We spoke with Matthew Pierce about Originate’s investment strategy, deal structure and the exciting developments in the Los Angeles technology scene.
Matthew Pierce is the Vice President of Product Innovation at Originate in Los Angeles. Originate is a value-added venture firm which provides technical, strategic, and capital resources to a broad variety of companies, from startups to the Fortune 500. Matthew formerly worked for Warner Bros. in digital distribution, and prior to that was a consultant at the Boston Consulting Group. He has an MBA from the UCLA Anderson School of Business and a BA from Stanford University.
Tell us about the deal process at Originate.
There isn’t really one kind of deal process at Originate. We’re flexible in that we can look at a wide variety of deals, whether companies are in their infancy, in the Fortune 500, or developed internally. In the case of the latter, we have a team of 70+ engineers, so if any of them develops an idea for a company, our rich entrepreneurs-in-residence program helps them foster and grow their businesses.

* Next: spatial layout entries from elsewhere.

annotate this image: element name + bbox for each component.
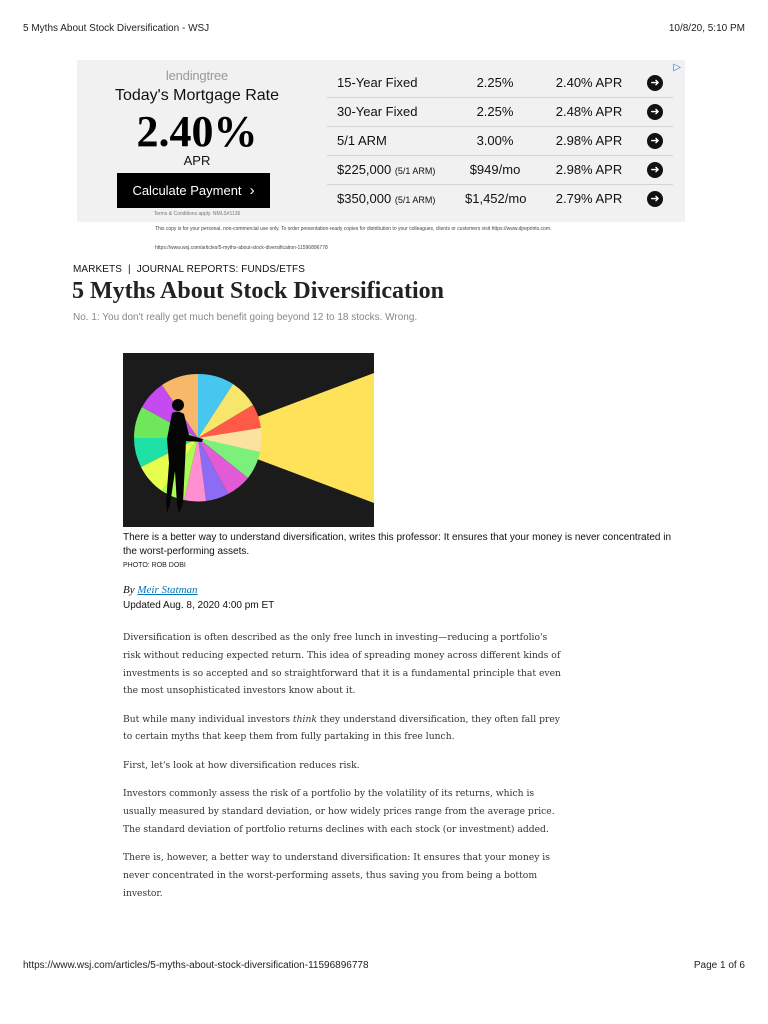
ad-row-product: $350,000 (5/1 ARM) [337, 191, 436, 206]
chevron-right-icon: › [249, 182, 255, 199]
ad-rate-panel [77, 60, 317, 222]
photo-credit: PHOTO: ROB DOBI [123, 562, 186, 569]
ad-terms: Terms & Conditions apply. NMLS#1136 [153, 211, 241, 217]
byline-prefix: By [123, 584, 135, 596]
arrow-right-icon[interactable]: ➜ [647, 75, 663, 91]
ad-row-apr: 2.40% APR [555, 75, 623, 90]
article-url-small: https://www.wsj.com/articles/5-myths-about-stock-diversification-11596896778 [155, 245, 328, 251]
ad-row-rate: $1,452/mo [465, 191, 527, 206]
ad-row-apr: 2.79% APR [555, 191, 623, 206]
copyright-notice: This copy is for your personal, non-commercial use only. To order presentation-ready copies for distribution to your colleagues, clients or customers visit https://www.djreprints.com. [155, 226, 552, 232]
paragraph: First, let's look at how diversification reduces risk. [123, 759, 360, 771]
ad-row[interactable] [327, 156, 673, 185]
arrow-right-icon[interactable]: ➜ [647, 104, 663, 120]
updated-timestamp: Updated Aug. 8, 2020 4:00 pm ET [123, 600, 275, 611]
ad-row-apr: 2.48% APR [555, 104, 623, 119]
paragraph: Diversification is often described as the only free lunch in investing—reducing a portfolio's risk without reducing expected return. This idea of spreading money across different kinds of investments is so accepted and so straightforward that it is a fundamental principle that even the most unsophisticated investors know about it. [123, 632, 561, 697]
ad-row-product: 15-Year Fixed [337, 75, 418, 90]
arrow-right-icon[interactable]: ➜ [647, 162, 663, 178]
ad-rate: 2.40% [136, 107, 258, 156]
article-dek: No. 1: You don't really get much benefit going beyond 12 to 18 stocks. Wrong. [73, 312, 418, 323]
hero-illustration [123, 353, 374, 527]
print-title: 5 Myths About Stock Diversification - WSJ [23, 23, 210, 34]
paragraph: There is, however, a better way to understand diversification: It ensures that your money is never concentrated in the worst-performing assets, thus saving you from being a bottom investor. [123, 851, 550, 899]
ad-row-rate: 2.25% [476, 75, 514, 90]
paragraph: But while many individual investors think they understand diversification, they often fall prey to certain myths that keep them from fully partaking in this free lunch. [123, 713, 560, 743]
ad-row-rate: 2.25% [476, 104, 514, 119]
lendingtree-logo: lendingtree [165, 68, 229, 83]
arrow-right-icon[interactable]: ➜ [647, 191, 663, 207]
ad-row[interactable] [327, 185, 673, 213]
print-page-number: Page 1 of 6 [693, 960, 745, 971]
print-url: https://www.wsj.com/articles/5-myths-about-stock-diversification-11596896778 [23, 960, 369, 971]
ad-row[interactable] [327, 98, 673, 127]
section-link-journal-reports[interactable]: JOURNAL REPORTS: FUNDS/ETFS [136, 264, 306, 275]
article-headline: 5 Myths About Stock Diversification [72, 278, 444, 304]
section-link-markets[interactable]: MARKETS [73, 264, 123, 275]
calculate-payment-label: Calculate Payment [132, 183, 242, 198]
section-breadcrumb [73, 264, 305, 275]
ad-rate-table [327, 69, 673, 213]
image-caption: There is a better way to understand diversification, writes this professor: It ensures that your money is never concentrated in the worst-performing assets. [123, 532, 672, 557]
ad-row-apr: 2.98% APR [555, 162, 623, 177]
ad-row-product: 5/1 ARM [337, 133, 387, 148]
ad-row[interactable] [327, 69, 673, 98]
ad-row-rate: 3.00% [476, 133, 514, 148]
breadcrumb-divider: | [128, 264, 131, 275]
ad-row[interactable] [327, 127, 673, 156]
ad-row-apr: 2.98% APR [555, 133, 623, 148]
ad-row-product: $225,000 (5/1 ARM) [337, 162, 436, 177]
arrow-right-icon[interactable]: ➜ [647, 133, 663, 149]
ad-title: Today's Mortgage Rate [114, 87, 280, 104]
mortgage-ad[interactable] [77, 60, 685, 222]
ad-apr-label: APR [183, 153, 211, 168]
ad-row-rate: $949/mo [469, 162, 521, 177]
calculate-payment-button[interactable] [117, 173, 270, 208]
paragraph: Investors commonly assess the risk of a portfolio by the volatility of its returns, which is usually measured by standard deviation, or how widely prices range from the average price. The standard deviation of portfolio returns declines with each stock (or investment) added. [123, 788, 555, 835]
adchoices-icon[interactable]: ▷ [673, 62, 681, 73]
article-body [123, 629, 563, 913]
byline [123, 584, 198, 596]
author-link[interactable]: Meir Statman [137, 584, 198, 596]
ad-row-product: 30-Year Fixed [337, 104, 418, 119]
print-datetime: 10/8/20, 5:10 PM [668, 23, 745, 34]
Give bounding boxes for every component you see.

On top of that, Originate has partnered with Fortune 500 firms to develop their software. Having that kind of scope and understanding of what the giants of industry want, gives us perspective and allows us to look at every deal on its own merit.
For entrepreneurs, we can work with them anywhere along the chain. We consider ourselves “Value Added Venture”, and we play in different stages of the startup lifecycle. But I’d say our sweet spot is between the alpha stage and the A round. This is where we can add a tremendous amount of value with the quality of our engineers. It’s a nice spot in the LA venture ecosystem too as we have a lot of incubators and accelerators in the area, so when startups graduate from their classes, we can help their companies scale and get from pre-MVP/MVP to a robust, scalable commercial product.
What sets Originate apart from the other accelerators?
Our real strength is the technical resources we can deploy. We have engineers in Los Angeles, San Francisco, New York, China and we’re building a team in Sweden. The quality of the engineering work being done at Originate is very high. Our feeling is that one of the difficulties startups face is sourcing quality engineering talent. So on top of capital, we offer developers, designers, and strategists who have worked together and understand process. We have a broad variety of engineers which allows our companies to have access to whatever technology stacks, languages, and expertise they need, whether it be Ruby, Android, iOS, back-end systems integration, etc.
Do those engineers become co-founders in the startups they work on?
Not directly. We offer them an incentive structure that we call “innovation equity”. So the profits and equity stakes from our projects go into a pool, and that pool is distributed within Originate with a significant portion going to the engineers working on that project. This plan means that when Originate does well, everyone does well. This structure aligns the whole team and encourages the best engineers to come and work for us.
How do you evaluate which startups to invest in?
There is no magic formula, but there are certain things that we look for that every VC looks for. You want there to be a great team working on a clear pain point with the ability to monetize. Ultimately you’re investing in people. This is nothing revolutionary.
Are the deals always structured on an equity basis?
Not always. Sometimes we do all-cash deals or cash+equity deals where we take a certain amount of money up front in exchange for engineering on specific projects. Deals like this limit Originate’s equity position, but they allow us to come in and add value right away, helping to launch products or develop new pieces of software. It allows us to hedge our risk, and it allows partner companies to get great talent while giving up less equity.
Where do you see Los Angeles and funding heading over the next 2-5 years?
I really like what’s happening in Los Angeles right now. I came up in the Bay Area in the late 90s, and that was a very exciting place to be. And right now, Los Angeles is a very exciting place to be. I like how much talent there is in Southern California. We have world class universities here and world class companies that are being built here. I think we’re all figuring out how to make that ecosystem work in a way that is very different than they’re doing in San Francisco, New York and Boston. I think one of the key differences in LA is that the sources of funding are different here. The accelerator, incubator, angel, and seed-stage investors are a bigger part of what we do in Los Angeles. Whether that will continue or whether there will be a smaller number of bigger players remains to be seen. Those sorts of cycles are pretty standard in any industry where you have a huge explosion in X and then you end up with a smaller number of X. What we do have though is a tremendous amount of money out there with a desire for outsized returns. People want to put their money into something that’ll be the next big thing. Our hope is that Originate can play a role in that ecosystem. We’re excited about our relationships with the universities, industry, VCs, Tech Coast Angels, and the incubators/accelerators. We feel that our value is separate from that chain and that it adds to the whole community.